Couple of things: he is a member of a 12-person (I believe) Council of Elders, whose membership includes Nelson Mandela, Desmond Tutu, and Mary Robinson. I don’t know much about this group (in fact I learned of it only a couple of hours ago!) but it sounds like the inverse of Bilderberg, IOW an organization of genuinely experienced, wise and caring leaders who are intent on leaving the world better than they found it rather than seeking power.
Also, Jimmy Carter is the first and loudest to proclaim his absolute equality and partnership with Rosalynn. At this point they’ve been married something like 64 years, and he maintains that if The Carter Center had never done anything else it would be world-renowned because of her mental health initiatives. I mentioned in a thread a couple of months ago about the incredible work she’s done on this front (notwithstanding the fact that she’s an unimpressive public speaker) and I really agree with him.

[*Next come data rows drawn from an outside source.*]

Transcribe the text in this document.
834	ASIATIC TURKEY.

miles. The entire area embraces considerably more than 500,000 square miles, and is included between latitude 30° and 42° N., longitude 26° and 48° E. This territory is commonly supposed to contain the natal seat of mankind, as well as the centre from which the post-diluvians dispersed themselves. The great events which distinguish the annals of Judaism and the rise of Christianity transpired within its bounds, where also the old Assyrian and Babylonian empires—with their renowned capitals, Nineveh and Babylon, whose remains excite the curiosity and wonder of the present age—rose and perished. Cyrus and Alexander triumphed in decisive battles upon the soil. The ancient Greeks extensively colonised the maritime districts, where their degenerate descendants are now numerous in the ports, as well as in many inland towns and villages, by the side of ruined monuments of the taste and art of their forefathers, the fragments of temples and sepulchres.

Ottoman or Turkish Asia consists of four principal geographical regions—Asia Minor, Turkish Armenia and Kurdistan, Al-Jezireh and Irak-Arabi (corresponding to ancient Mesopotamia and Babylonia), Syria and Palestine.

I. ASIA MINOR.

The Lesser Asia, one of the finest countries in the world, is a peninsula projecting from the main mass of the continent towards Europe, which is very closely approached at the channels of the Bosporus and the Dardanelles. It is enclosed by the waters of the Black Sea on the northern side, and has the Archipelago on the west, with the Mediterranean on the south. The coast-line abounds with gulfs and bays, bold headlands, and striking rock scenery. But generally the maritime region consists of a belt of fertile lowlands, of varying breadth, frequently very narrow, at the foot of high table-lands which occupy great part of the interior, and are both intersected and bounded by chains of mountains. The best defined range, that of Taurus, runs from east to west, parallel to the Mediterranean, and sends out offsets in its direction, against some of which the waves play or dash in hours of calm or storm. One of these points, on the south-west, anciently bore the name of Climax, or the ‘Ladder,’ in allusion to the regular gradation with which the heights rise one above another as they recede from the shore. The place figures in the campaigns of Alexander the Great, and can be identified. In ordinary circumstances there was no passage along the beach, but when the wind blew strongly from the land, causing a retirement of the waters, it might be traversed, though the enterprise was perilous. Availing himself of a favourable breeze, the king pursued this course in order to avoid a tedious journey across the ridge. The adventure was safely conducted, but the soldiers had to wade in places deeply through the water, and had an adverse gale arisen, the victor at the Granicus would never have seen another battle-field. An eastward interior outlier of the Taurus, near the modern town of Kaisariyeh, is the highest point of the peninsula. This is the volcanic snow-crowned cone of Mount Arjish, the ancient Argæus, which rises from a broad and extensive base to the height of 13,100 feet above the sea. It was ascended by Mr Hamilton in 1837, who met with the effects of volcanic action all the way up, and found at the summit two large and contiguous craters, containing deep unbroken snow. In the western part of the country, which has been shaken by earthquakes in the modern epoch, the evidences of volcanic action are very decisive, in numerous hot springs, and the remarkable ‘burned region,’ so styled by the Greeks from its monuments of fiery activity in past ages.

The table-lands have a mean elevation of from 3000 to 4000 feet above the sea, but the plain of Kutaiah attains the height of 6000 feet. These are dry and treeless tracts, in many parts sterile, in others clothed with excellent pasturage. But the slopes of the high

They are treasures, and those of us in Atlanta should remind ourselves of that every day, ’cause they’re not going to be around forever.
tkogrumpy
@Midnight Marauder: Exactly.Today it’s all about optics, and the Carter administration”s optics were terrible, but he told the American people the truth. It’s not his fault that we can’t stand the truth.He is the only president in my lifetime who wasn’t a cardboard cutout.
gex
Well, frankly, he gives the lie to their “compassionate conservatism”. Does anything they do look like compassion? If anyone praised Carter for his post-presidential works, they’d be underscoring that contrast.
And of course, he just wasn’t in the right tribe.
asiangrrlMN
I had the privilege of hearing him speak at my college (St. Olaf). He was eloquent, graceful, humble, and thoughtful–in short, everything I thought he would be. I have the utmost respect for President Carter because he is steadfastly walking the walk that he’s talked for such a long time. He truly is a compassionate Christian in a country that usually merely only gives lip-service to such a thing. In fact, I agree that many Republicans hate him FOR this very reason. He shows how utterly corrupt and despicable they are, not just on the Christianity front, either. As noted, he served admirably; he hasn’t cheated on his wife (yes, I know he lusted in his heart); he treats her as an equal; he speaks the truth as he sees it. Just a thoroughly decent man all around.
redoubt
@Cat Lady: Well, yes, of course. They got to exchange bullets with Egyptians for thirty years before the peace treaty. If nothing else, imagine Egypt, with ten times Israel’s population, is still exchanging bullets with Israel in 2010.
@PurpleGirl: This in a nutshell. “Faith without works”, etc. The “faith” they do have is evil, so the works are evil.
I work in Atlanta, and have met the man. He walks the talk.
wobbly
C’mon people. This is Jiminy Peanut, the Reverend Doctor Goober Peas, the guy who, as Governor of Georgia, proclaimed William Calley Day???
The guy who suckered Anwar Sadat into signing a peace treaty with Israel by putting the Palestinian question into the footnotes???
“Don’t worry, Anwar. I’ll take care of that. Later.”
The guy who caved in to Kissinger and let the Shah into the United States, without the foresight to evacuate the U.S. embassy in Tehran???
The guy who thought the best way to counter the Soviet invasion of Afghanistan was to raise a ragtag army of crazy Muslim fanatics, hand out Stinger missiles, and hope for the best???
“Don’t worry, Osama. We’ll take care of y’all. Later.”
The guy who thought the big problem with Viet Nam invading Cambodia and stopping the ongoing mass murder was the Vietnamese? The guy who kept Pol Pot’s men in the U.N. and on the Thai border for decades?
Yeah, he walks the walk now. It’s called doing penance.